Argued before PARKER, P. J., and SMITH, CHASE, CHESTER, and HOUGHTON, JJ.
Patrick C. Dugan, for appellant.
SMITH, J. Upon the trial of this action one Morris, a physician, was called in behalf of the plaintiff. In a hypothetical question, which assumed as true certain facts claimed to have been proven by the plaintiff, he was asked: "What would you say produced the condition in which you found this woman upon your examination ?" To this he answered: “An injury could produce that condition." Thereupon the witness was asked by plaintiff's attorney: "Would an injury such as she received upon that day be likely to produce the condition which I have related to you?" This was objected to hy defendant's counsel as speculative, incompetent, inadmissible, and not based upon a reasonable certainty, or upon the facts proven. The objection was overruled, the defendant excepted, and the witness answered: “I say, yes; it would.”

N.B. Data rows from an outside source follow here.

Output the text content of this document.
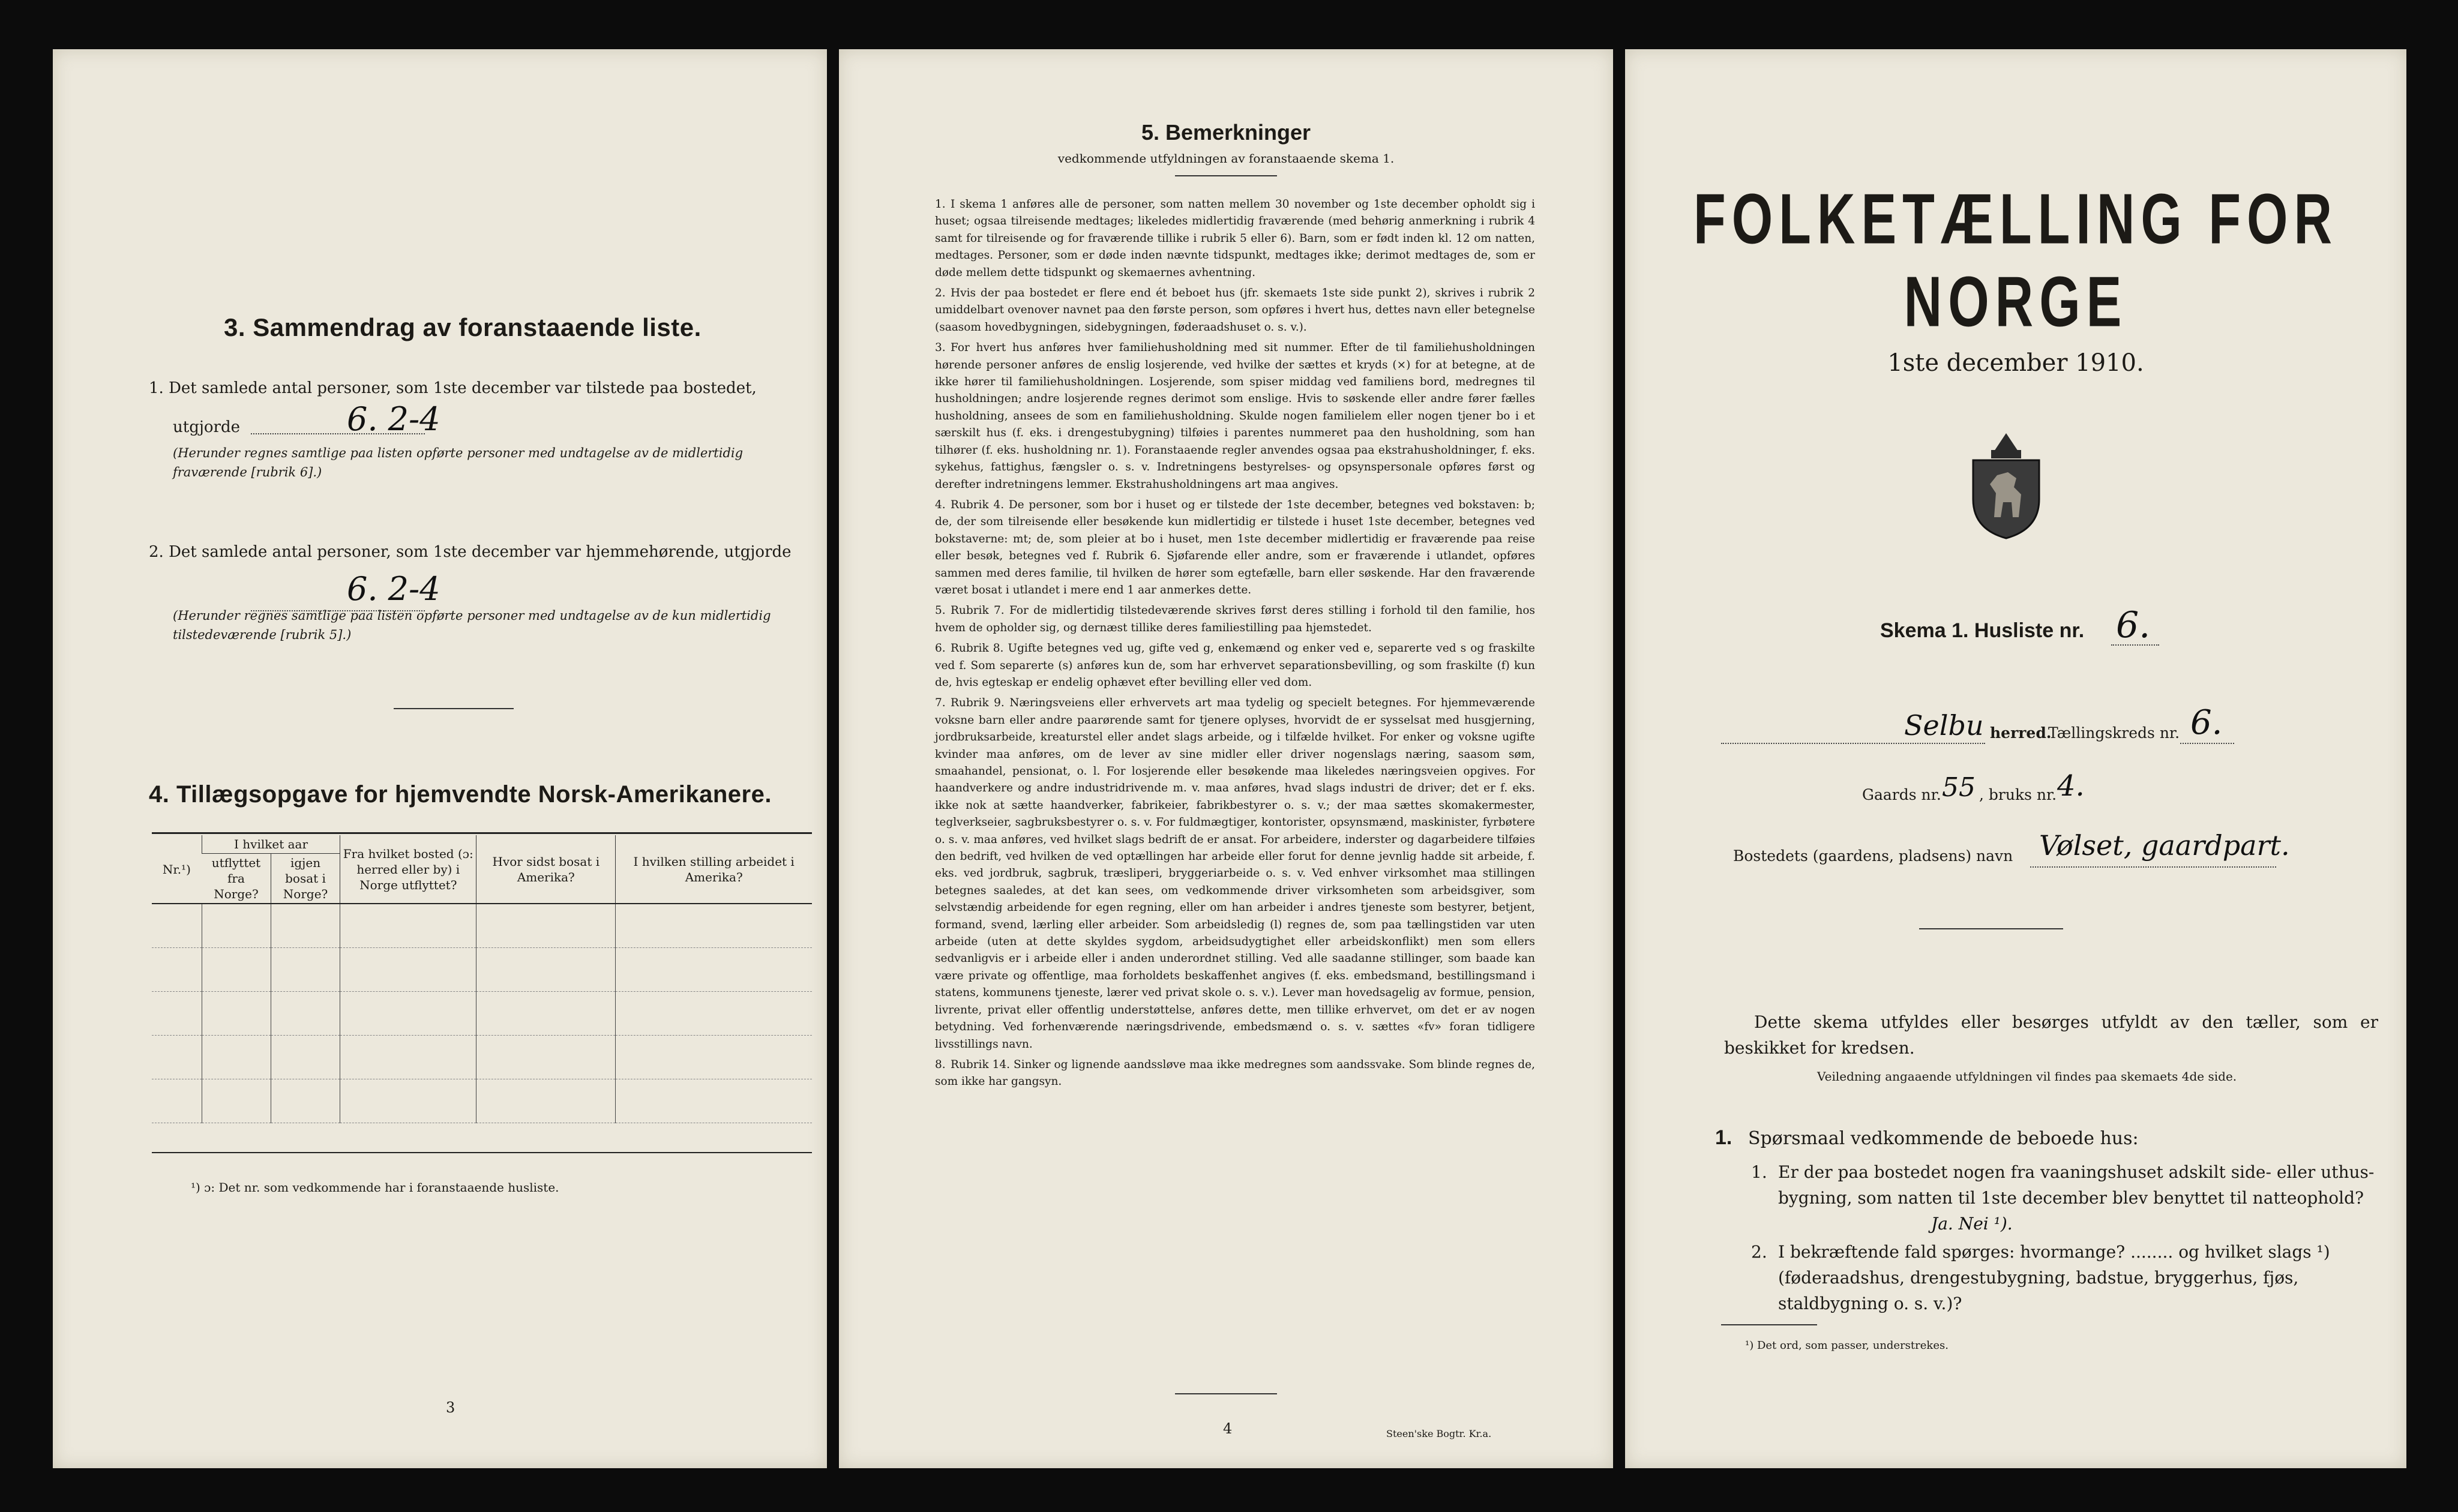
3. Sammendrag av foranstaaende liste.
1. Det samlede antal personer, som 1ste december var tilstede paa bostedet,
utgjorde	6. 2-4
(Herunder regnes samtlige paa listen opførte personer med undtagelse av de midlertidig fraværende [rubrik 6].)
2. Det samlede antal personer, som 1ste december var hjemmehørende, utgjorde
6. 2-4
(Herunder regnes samtlige paa listen opførte personer med undtagelse av de kun midlertidig tilstedeværende [rubrik 5].)
4. Tillægsopgave for hjemvendte Norsk-Amerikanere.
Nr.¹)	I hvilket aar		Fra hvilket bosted (ɔ: herred eller by) i Norge utflyttet?	Hvor sidst bosat i Amerika?	I hvilken stilling arbeidet i Amerika?
	utflyttet fra Norge?	igjen bosat i Norge?			

¹) ɔ: Det nr. som vedkommende har i foranstaaende husliste.
3
5. Bemerkninger
vedkommende utfyldningen av foranstaaende skema 1.
1. I skema 1 anføres alle de personer, som natten mellem 30 november og 1ste december opholdt sig i huset; ogsaa tilreisende medtages; likeledes midlertidig fraværende (med behørig anmerkning i rubrik 4 samt for tilreisende og for fraværende tillike i rubrik 5 eller 6). Barn, som er født inden kl. 12 om natten, medtages. Personer, som er døde inden nævnte tidspunkt, medtages ikke; derimot medtages de, som er døde mellem dette tidspunkt og skemaernes avhentning.
2. Hvis der paa bostedet er flere end ét beboet hus (jfr. skemaets 1ste side punkt 2), skrives i rubrik 2 umiddelbart ovenover navnet paa den første person, som opføres i hvert hus, dettes navn eller betegnelse (saasom hovedbygningen, sidebygningen, føderaadshuset o. s. v.).
3. For hvert hus anføres hver familiehusholdning med sit nummer. Efter de til familiehusholdningen hørende personer anføres de enslig losjerende, ved hvilke der sættes et kryds (×) for at betegne, at de ikke hører til familiehusholdningen. Losjerende, som spiser middag ved familiens bord, medregnes til husholdningen; andre losjerende regnes derimot som enslige. Hvis to søskende eller andre fører fælles husholdning, ansees de som en familiehusholdning. Skulde nogen familielem eller nogen tjener bo i et særskilt hus (f. eks. i drengestubygning) tilføies i parentes nummeret paa den husholdning, som han tilhører (f. eks. husholdning nr. 1). Foranstaaende regler anvendes ogsaa paa ekstrahusholdninger, f. eks. sykehus, fattighus, fængsler o. s. v. Indretningens bestyrelses- og opsynspersonale opføres først og derefter indretningens lemmer. Ekstrahusholdningens art maa angives.
4. Rubrik 4. De personer, som bor i huset og er tilstede der 1ste december, betegnes ved bokstaven: b; de, der som tilreisende eller besøkende kun midlertidig er tilstede i huset 1ste december, betegnes ved bokstaverne: mt; de, som pleier at bo i huset, men 1ste december midlertidig er fraværende paa reise eller besøk, betegnes ved f. Rubrik 6. Sjøfarende eller andre, som er fraværende i utlandet, opføres sammen med deres familie, til hvilken de hører som egtefælle, barn eller søskende. Har den fraværende været bosat i utlandet i mere end 1 aar anmerkes dette.
5. Rubrik 7. For de midlertidig tilstedeværende skrives først deres stilling i forhold til den familie, hos hvem de opholder sig, og dernæst tillike deres familiestilling paa hjemstedet.
6. Rubrik 8. Ugifte betegnes ved ug, gifte ved g, enkemænd og enker ved e, separerte ved s og fraskilte ved f. Som separerte (s) anføres kun de, som har erhvervet separationsbevilling, og som fraskilte (f) kun de, hvis egteskap er endelig ophævet efter bevilling eller ved dom.
7. Rubrik 9. Næringsveiens eller erhvervets art maa tydelig og specielt betegnes. For hjemmeværende voksne barn eller andre paarørende samt for tjenere oplyses, hvorvidt de er sysselsat med husgjerning, jordbruksarbeide, kreaturstel eller andet slags arbeide, og i tilfælde hvilket. For enker og voksne ugifte kvinder maa anføres, om de lever av sine midler eller driver nogenslags næring, saasom søm, smaahandel, pensionat, o. l. For losjerende eller besøkende maa likeledes næringsveien opgives. For haandverkere og andre industridrivende m. v. maa anføres, hvad slags industri de driver; det er f. eks. ikke nok at sætte haandverker, fabrikeier, fabrikbestyrer o. s. v.; der maa sættes skomakermester, teglverkseier, sagbruksbestyrer o. s. v. For fuldmægtiger, kontorister, opsynsmænd, maskinister, fyrbøtere o. s. v. maa anføres, ved hvilket slags bedrift de er ansat. For arbeidere, inderster og dagarbeidere tilføies den bedrift, ved hvilken de ved optællingen har arbeide eller forut for denne jevnlig hadde sit arbeide, f. eks. ved jordbruk, sagbruk, træsliperi, bryggeriarbeide o. s. v. Ved enhver virksomhet maa stillingen betegnes saaledes, at det kan sees, om vedkommende driver virksomheten som arbeidsgiver, som selvstændig arbeidende for egen regning, eller om han arbeider i andres tjeneste som bestyrer, betjent, formand, svend, lærling eller arbeider. Som arbeidsledig (l) regnes de, som paa tællingstiden var uten arbeide (uten at dette skyldes sygdom, arbeidsudygtighet eller arbeidskonflikt) men som ellers sedvanligvis er i arbeide eller i anden underordnet stilling. Ved alle saadanne stillinger, som baade kan være private og offentlige, maa forholdets beskaffenhet angives (f. eks. embedsmand, bestillingsmand i statens, kommunens tjeneste, lærer ved privat skole o. s. v.). Lever man hovedsagelig av formue, pension, livrente, privat eller offentlig understøttelse, anføres dette, men tillike erhvervet, om det er av nogen betydning. Ved forhenværende næringsdrivende, embedsmænd o. s. v. sættes «fv» foran tidligere livsstillings navn.
8. Rubrik 14. Sinker og lignende aandssløve maa ikke medregnes som aandssvake. Som blinde regnes de, som ikke har gangsyn.
4	Steen'ske Bogtr. Kr.a.
FOLKETÆLLING FOR NORGE
1ste december 1910.
Skema 1. Husliste nr. 6.
Selbu herred.
Tællingskreds nr. 6.
Gaards nr. 55 , bruks nr. 4.
Bostedets (gaardens, pladsens) navn Vølset, gaardpart.
Dette skema utfyldes eller besørges utfyldt av den tæller, som er beskikket for kredsen.
Veiledning angaaende utfyldningen vil findes paa skemaets 4de side.
1. Spørsmaal vedkommende de beboede hus:
1. Er der paa bostedet nogen fra vaaningshuset adskilt side- eller uthus-bygning, som natten til 1ste december blev benyttet til natteophold?
Ja. Nei ¹).
2. I bekræftende fald spørges: hvormange? ........ og hvilket slags ¹) (føderaadshus, drengestubygning, badstue, bryggerhus, fjøs, staldbygning o. s. v.)?
¹) Det ord, som passer, understrekes.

In Strohm v. N. Y., L. E. & W. R. R. Co., 96 N. Y. 305, Rapallo, J., in writing for the court, says:
"Consequences which are contingent, speculative, or merely possible are not proper to be considered in ascertaining the damages. It is not enough that the injuries received may develop into more serious conditions than those which are visible at the time of the injury, nor even that they are likely to so develop. To entitle a plaintiff to recover present damages for apprehended future consequences, there must be such a degree of probability of their occurring as amounts to a reasonable certainty that they will result from the original injury.”
In Bellemare v. Third Avenue Railroad Company, 46 App. Div. 557, 61 N. Y. Supp. 981, the headnote reads:
"In an action to recover damages for personal injuries, it is improper to permit a physician, who examined the plaintiff some three years and eight months after the accident, and found that certain ribs on his left side were fractured, to testify, in answer to the question as to whether the injuries would be permanent, that there is likely to be a certain loss of strength of the affected side, but the principal danger lies in the complications that may result from chronic pleurisy, which exists in this man's case, and that such complication 'is liable to occur; it may and may not,' as suchi testimony is conjectural and speculative; there being no reasonable certainty that the anticipated consequences will result.”

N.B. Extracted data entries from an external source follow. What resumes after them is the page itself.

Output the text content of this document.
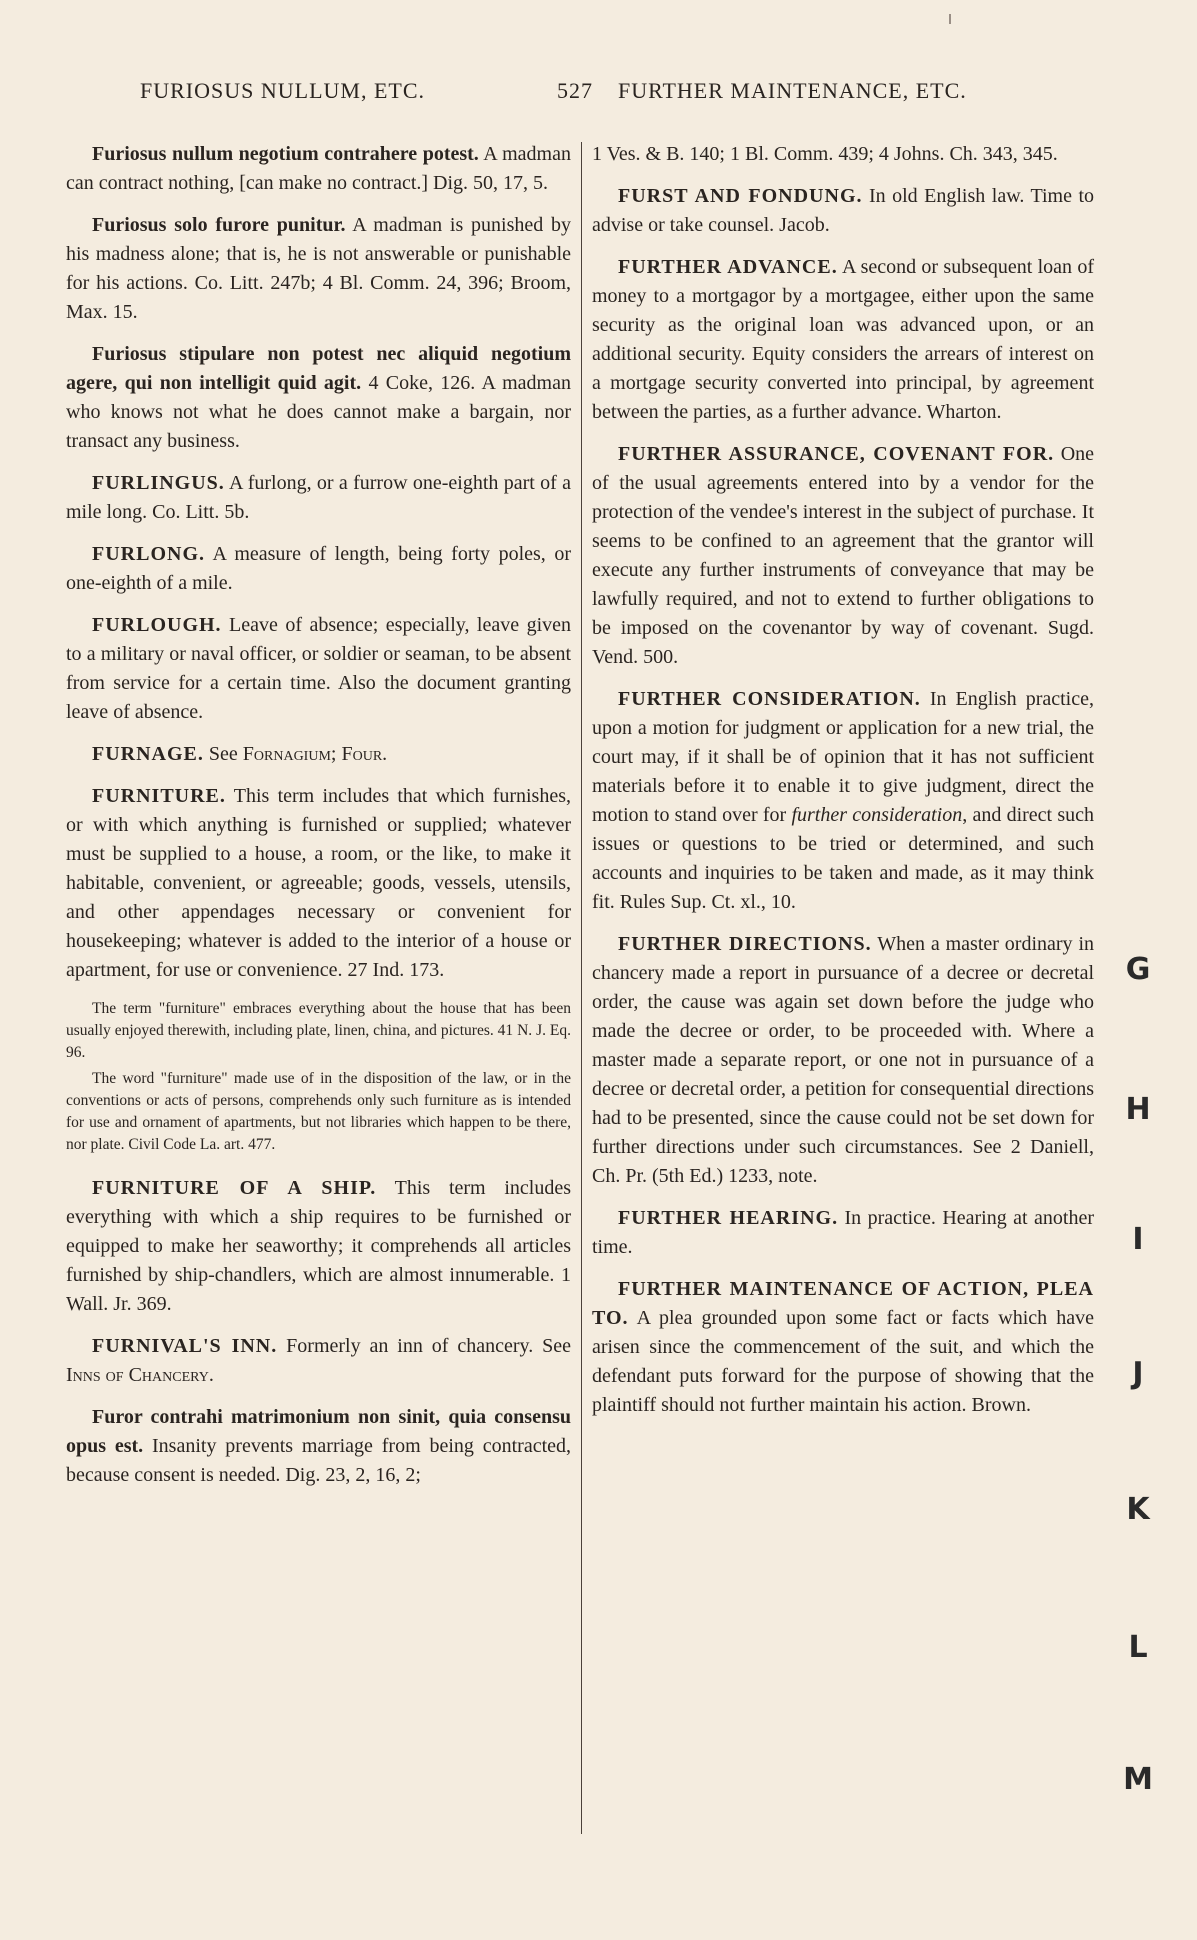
FURIOSUS NULLUM, ETC.	527 FURTHER MAINTENANCE, ETC.

Furiosus nullum negotium contrahere potest. A madman can contract nothing, [can make no contract.] Dig. 50, 17, 5.

Furiosus solo furore punitur. A madman is punished by his madness alone; that is, he is not answerable or punishable for his actions. Co. Litt. 247b; 4 Bl. Comm. 24, 396; Broom, Max. 15.

Furiosus stipulare non potest nec aliquid negotium agere, qui non intelligit quid agit. 4 Coke, 126. A madman who knows not what he does cannot make a bargain, nor transact any business.

FURLINGUS. A furlong, or a furrow one-eighth part of a mile long. Co. Litt. 5b.

FURLONG. A measure of length, being forty poles, or one-eighth of a mile.

FURLOUGH. Leave of absence; especially, leave given to a military or naval officer, or soldier or seaman, to be absent from service for a certain time. Also the document granting leave of absence.

FURNAGE. See Fornagium; Four.

FURNITURE. This term includes that which furnishes, or with which anything is furnished or supplied; whatever must be supplied to a house, a room, or the like, to make it habitable, convenient, or agreeable; goods, vessels, utensils, and other appendages necessary or convenient for housekeeping; whatever is added to the interior of a house or apartment, for use or convenience. 27 Ind. 173.

The term "furniture" embraces everything about the house that has been usually enjoyed therewith, including plate, linen, china, and pictures. 41 N. J. Eq. 96.

The word "furniture" made use of in the disposition of the law, or in the conventions or acts of persons, comprehends only such furniture as is intended for use and ornament of apartments, but not libraries which happen to be there, nor plate. Civil Code La. art. 477.

FURNITURE OF A SHIP. This term includes everything with which a ship requires to be furnished or equipped to make her seaworthy; it comprehends all articles furnished by ship-chandlers, which are almost innumerable. 1 Wall. Jr. 369.

FURNIVAL'S INN. Formerly an inn of chancery. See Inns of Chancery.

Furor contrahi matrimonium non sinit, quia consensu opus est. Insanity prevents marriage from being contracted, because consent is needed. Dig. 23, 2, 16, 2;

1 Ves. & B. 140; 1 Bl. Comm. 439; 4 Johns. Ch. 343, 345.

FURST AND FONDUNG. In old English law. Time to advise or take counsel. Jacob.

FURTHER ADVANCE. A second or subsequent loan of money to a mortgagor by a mortgagee, either upon the same security as the original loan was advanced upon, or an additional security. Equity considers the arrears of interest on a mortgage security converted into principal, by agreement between the parties, as a further advance. Wharton.

FURTHER ASSURANCE, COVENANT FOR. One of the usual agreements entered into by a vendor for the protection of the vendee's interest in the subject of purchase. It seems to be confined to an agreement that the grantor will execute any further instruments of conveyance that may be lawfully required, and not to extend to further obligations to be imposed on the covenantor by way of covenant. Sugd. Vend. 500.

FURTHER CONSIDERATION. In English practice, upon a motion for judgment or application for a new trial, the court may, if it shall be of opinion that it has not sufficient materials before it to enable it to give judgment, direct the motion to stand over for further consideration, and direct such issues or questions to be tried or determined, and such accounts and inquiries to be taken and made, as it may think fit. Rules Sup. Ct. xl., 10.

FURTHER DIRECTIONS. When a master ordinary in chancery made a report in pursuance of a decree or decretal order, the cause was again set down before the judge who made the decree or order, to be proceeded with. Where a master made a separate report, or one not in pursuance of a decree or decretal order, a petition for consequential directions had to be presented, since the cause could not be set down for further directions under such circumstances. See 2 Daniell, Ch. Pr. (5th Ed.) 1233, note.

FURTHER HEARING. In practice. Hearing at another time.

FURTHER MAINTENANCE OF ACTION, PLEA TO. A plea grounded upon some fact or facts which have arisen since the commencement of the suit, and which the defendant puts forward for the purpose of showing that the plaintiff should not further maintain his action. Brown.

G
H
I
J
K
L
M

In that case the Strohm Case was referred to and relied upon, the court holding that it is not proper to testify as to consequences which "are likely to develop.” While the term “likely” has in it to a certain extent an element of probability, it thus seems to have been held that it is not strong enough to make proper evidence facts which are likely to occur. The holding seems to be that there should be a stronger indication of a probability to a reasonable degree of certainty before a jury could be authorized to award damages therefor. For this error the judgment must be reversed.